On l’imagine inaccessible, il est en réalité tout le contraire. « C’est une personne généreuse », raconte Antton Rouget, journaliste au pôle enquête. L’homme de 42 ans intègre Mediapart en 2008, dès sa création. « L’indépendance économique et l’enquête journalistique sont les deux arguments qui [l]’ont totalement convaincu de rejoindre le journal ». Pour le co-responsable du service enquête, les fondateurs du pure player ont su diagnostiquer les raisons de la crise liée à la presse. « Ce n’est pas une crise de la demande, où les citoyens et les citoyennes n’auraient pas envie et besoin d’être informés. C’est une crise de l’offre, où des journaux, trop concentrés, ont abandonné le terrain de l’enquête », résume l’homme dont la chevelure de jais s’est enneigée avec le temps. 

Il dénonce « le commentariat » dans les émissions de télévision où les interactions s’apparentent à « des discussions de PMU [entre des personnes] en costard cravate » dans lesquelles chacune donne son avis. « Être journaliste, c’est raconter des faits, dire que deux et deux font quatre.

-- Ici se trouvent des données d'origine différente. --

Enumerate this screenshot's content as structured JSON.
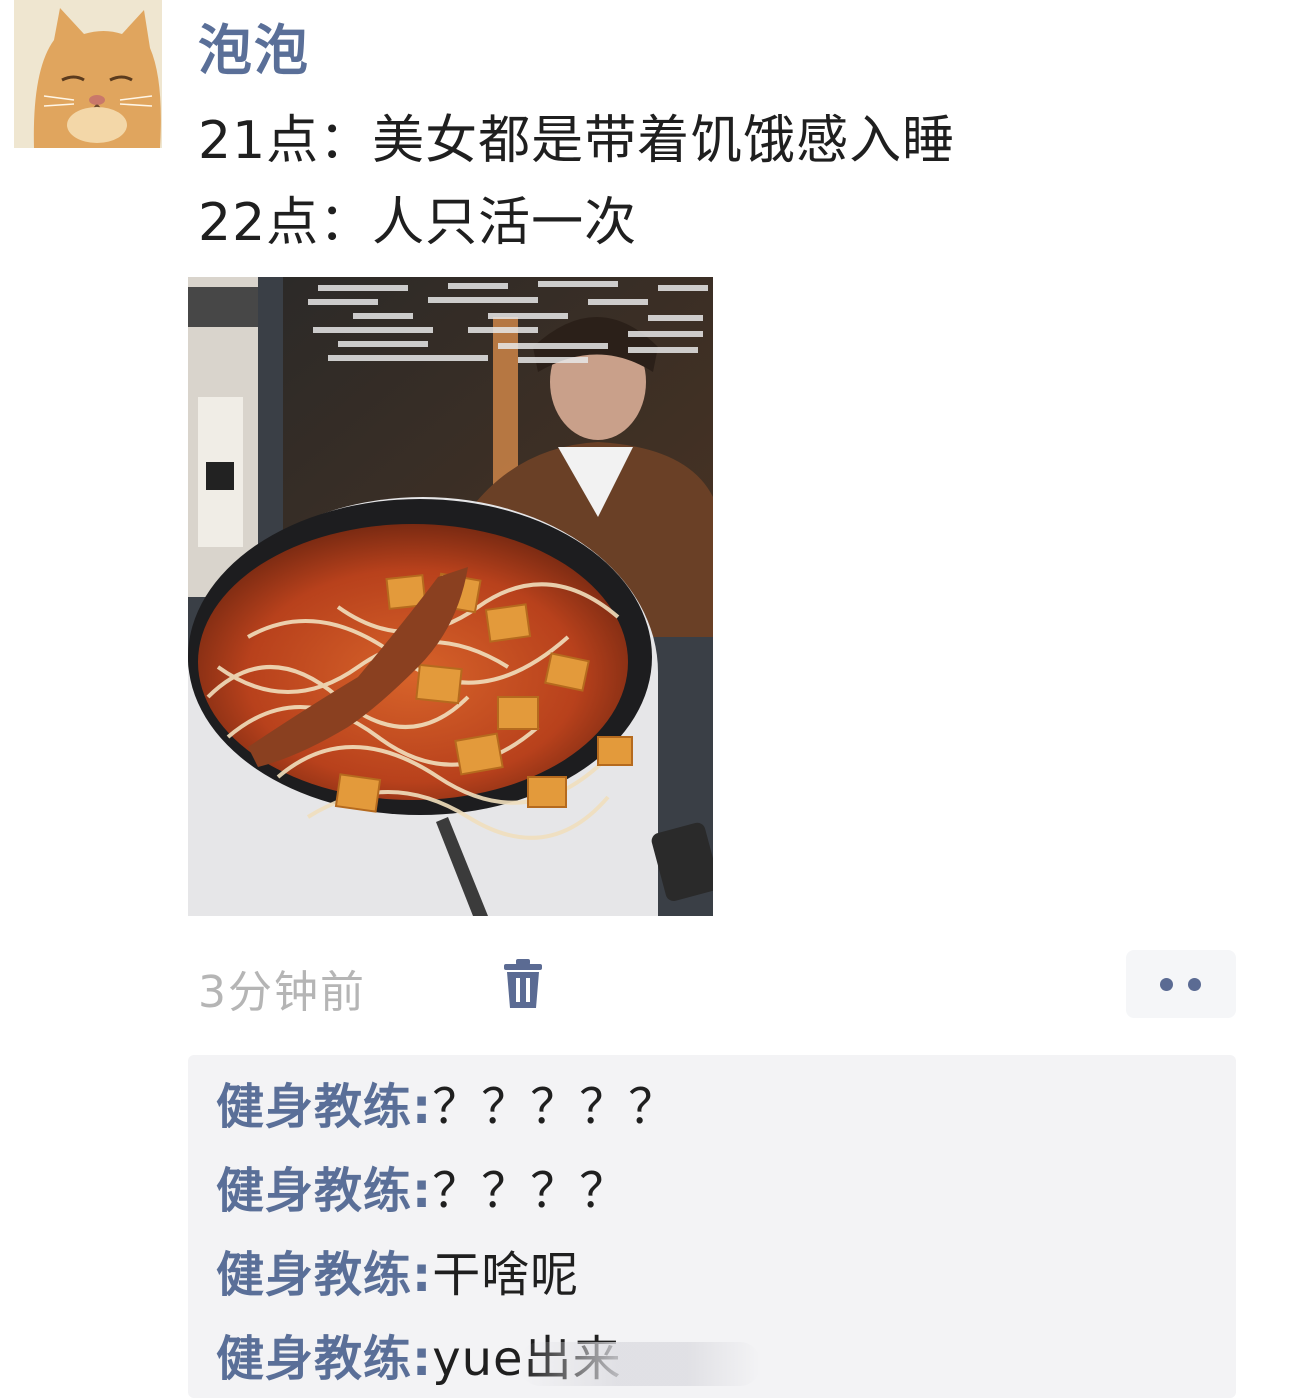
{
  "post": {
    "author": "泡泡",
    "lines": [
      "21点：美女都是带着饥饿感入睡",
      "22点：人只活一次"
    ],
    "timestamp": "3分钟前"
  },
  "icons": {
    "avatar": "cat-avatar",
    "delete": "trash-icon",
    "more": "more-dots-icon"
  },
  "comments": [
    {
      "author": "健身教练",
      "colon": ":",
      "text": "？？？？？"
    },
    {
      "author": "健身教练",
      "colon": ":",
      "text": "？？？？"
    },
    {
      "author": "健身教练",
      "colon": ":",
      "text": "干啥呢"
    },
    {
      "author": "健身教练",
      "colon": ":",
      "text": "yue出来"
    }
  ],
  "colors": {
    "name_blue": "#5a6f98",
    "text": "#1f1f1f",
    "time": "#b5b5b5",
    "comment_bg": "#f3f3f5"
  }
}
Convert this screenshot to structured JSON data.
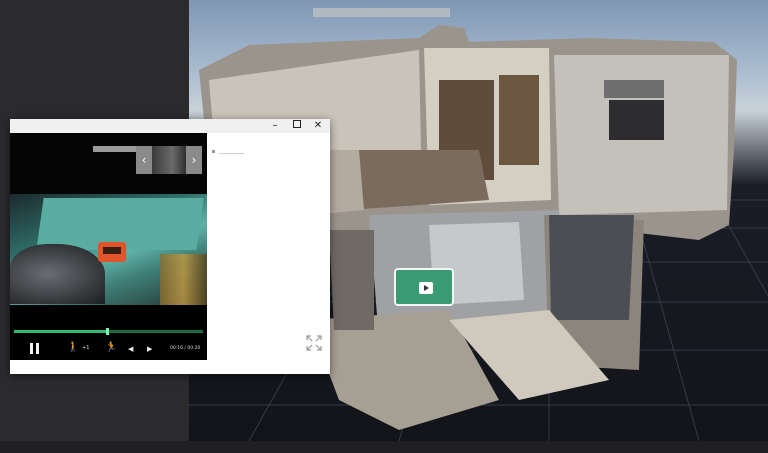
{
  "viewer": {
    "icons": {
      "play": "play-icon",
      "expand": "expand-icon"
    }
  },
  "window": {
    "buttons": {
      "minimize": "–",
      "close": "✕"
    }
  },
  "gallery": {
    "prev": "‹",
    "next": "›"
  },
  "player": {
    "speed": "+1",
    "time": "00:16 / 00:20",
    "progress": 0.49,
    "colors": {
      "progress": "#2fbd73",
      "track": "#1e6a44"
    },
    "icons": {
      "walk": "🚶",
      "run": "🏃",
      "rewind": "◀",
      "forward": "▶"
    }
  }
}
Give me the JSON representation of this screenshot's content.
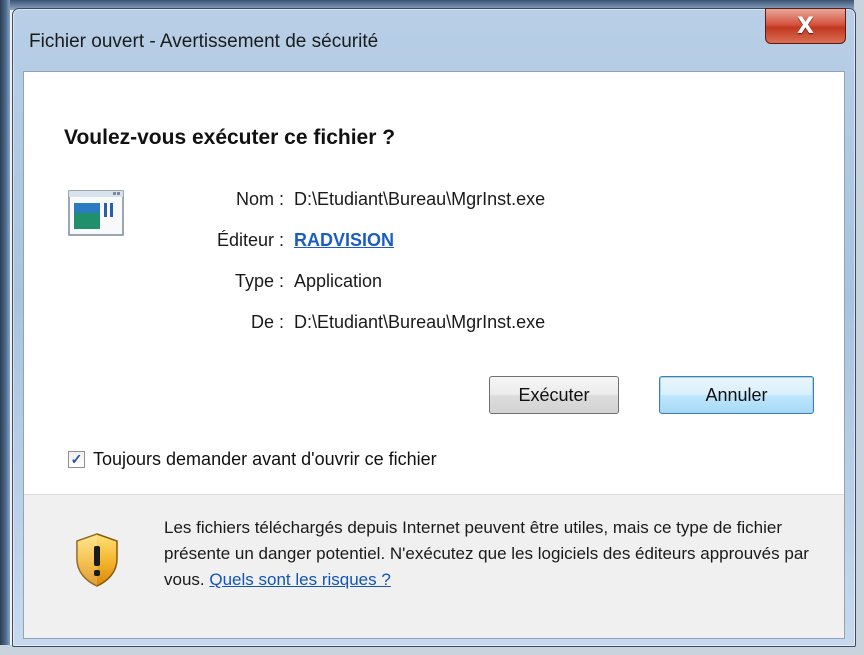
{
  "window": {
    "title": "Fichier ouvert - Avertissement de sécurité",
    "close_glyph": "X"
  },
  "dialog": {
    "question": "Voulez-vous exécuter ce fichier ?",
    "file_icon": "application-window-icon",
    "fields": {
      "name_label": "Nom :",
      "name_value": "D:\\Etudiant\\Bureau\\MgrInst.exe",
      "publisher_label": "Éditeur :",
      "publisher_value": "RADVISION",
      "type_label": "Type :",
      "type_value": "Application",
      "from_label": "De :",
      "from_value": "D:\\Etudiant\\Bureau\\MgrInst.exe"
    },
    "buttons": {
      "run_label": "Exécuter",
      "cancel_label": "Annuler"
    },
    "checkbox": {
      "label": "Toujours demander avant d'ouvrir ce fichier",
      "checked": true,
      "check_glyph": "✓"
    },
    "warning": {
      "icon": "security-shield-warning-icon",
      "text": "Les fichiers téléchargés depuis Internet peuvent être utiles, mais ce type de fichier présente un danger potentiel. N'exécutez que les logiciels des éditeurs approuvés par vous.",
      "link": "Quels sont les risques ?"
    }
  },
  "colors": {
    "link": "#1255b8",
    "close_button": "#c2371f",
    "default_button_border": "#3c7fb1"
  }
}
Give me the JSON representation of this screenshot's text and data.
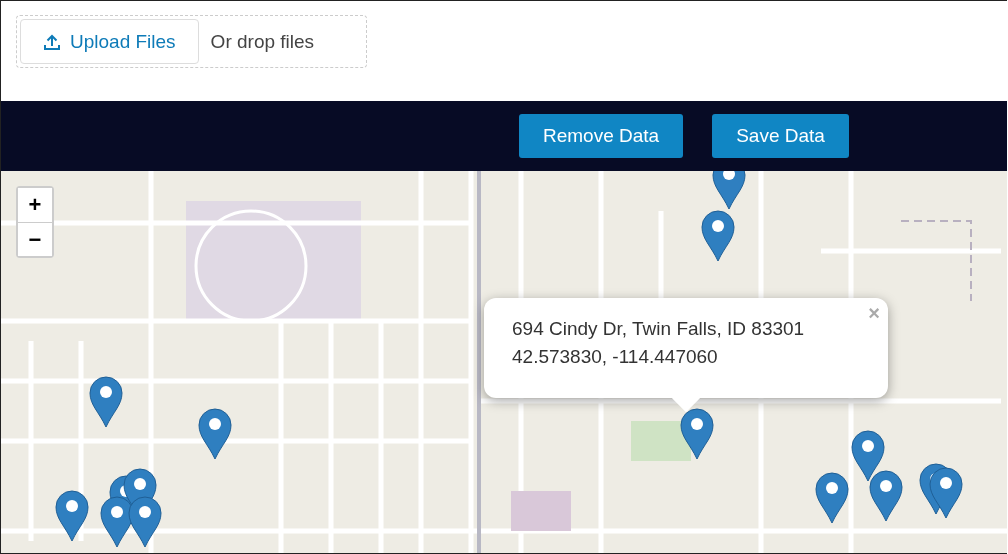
{
  "upload": {
    "button": "Upload Files",
    "hint": "Or drop files"
  },
  "toolbar": {
    "buttons": [
      "Remove Data",
      "Save Data"
    ]
  },
  "map": {
    "zoom_in": "+",
    "zoom_out": "−",
    "popup": {
      "address": "694 Cindy Dr, Twin Falls, ID 83301",
      "coordinates": "42.573830, -114.447060",
      "close": "×"
    }
  }
}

Mais pour beaucoup de gens, la frontière entre le vrai et le faux s’efface », peste-t-il. 

Il ne se sent pas en danger 

Le journaliste protège le pure player des critiques avec ferveur. « Nous défendons une sorte de journaliste bio avec peu de polluants, des circuits courts et l’idée que la nourriture intellectuelle que nous allons offrir avec nos informations est saine et pas polluée par des intérêts extérieurs. » Tel « un général d’infanterie, il monte au front pour défendre son service, ses équipes et son journal », raconte Antton Rouget, journaliste au pôle enquête. Fabrice Arfi parle rarement à la première personne, le collectif prime toujours : « Je ne suis pas tout seul dans mon coin, il n’y a pas de loup solitaire ici. »   

Il est récemment menacé de mort par Arnaud Mimran, après la publication de l’enquête « D’argent et de sang » sur « la mafia du CO2, l’escroquerie aux quotas carbone ». Malgré tout, « [il ne se] sent pas en danger » même si la situation est « désagréable ». Il confie, en revanche, avoir « toujours peur pour [ses] sources »

À l’approche des élections européennes en juin, il insiste sur la principale menace, « l’extrême-droite » : « À la rédaction, nous sommes fous et folles d’inquiétude de se dire qu’un parti fondé par des nostalgiques de Vichy et un Waffen-SS puisse prendre le pouvoir ». « Mediapart fait le choix de ne pas interviewer les responsables du Front national ou Rassemblement national aujourd’hui. On ne discute pas du menu d’un restaurant avec des cannibales », conclut Fabrice Arfi.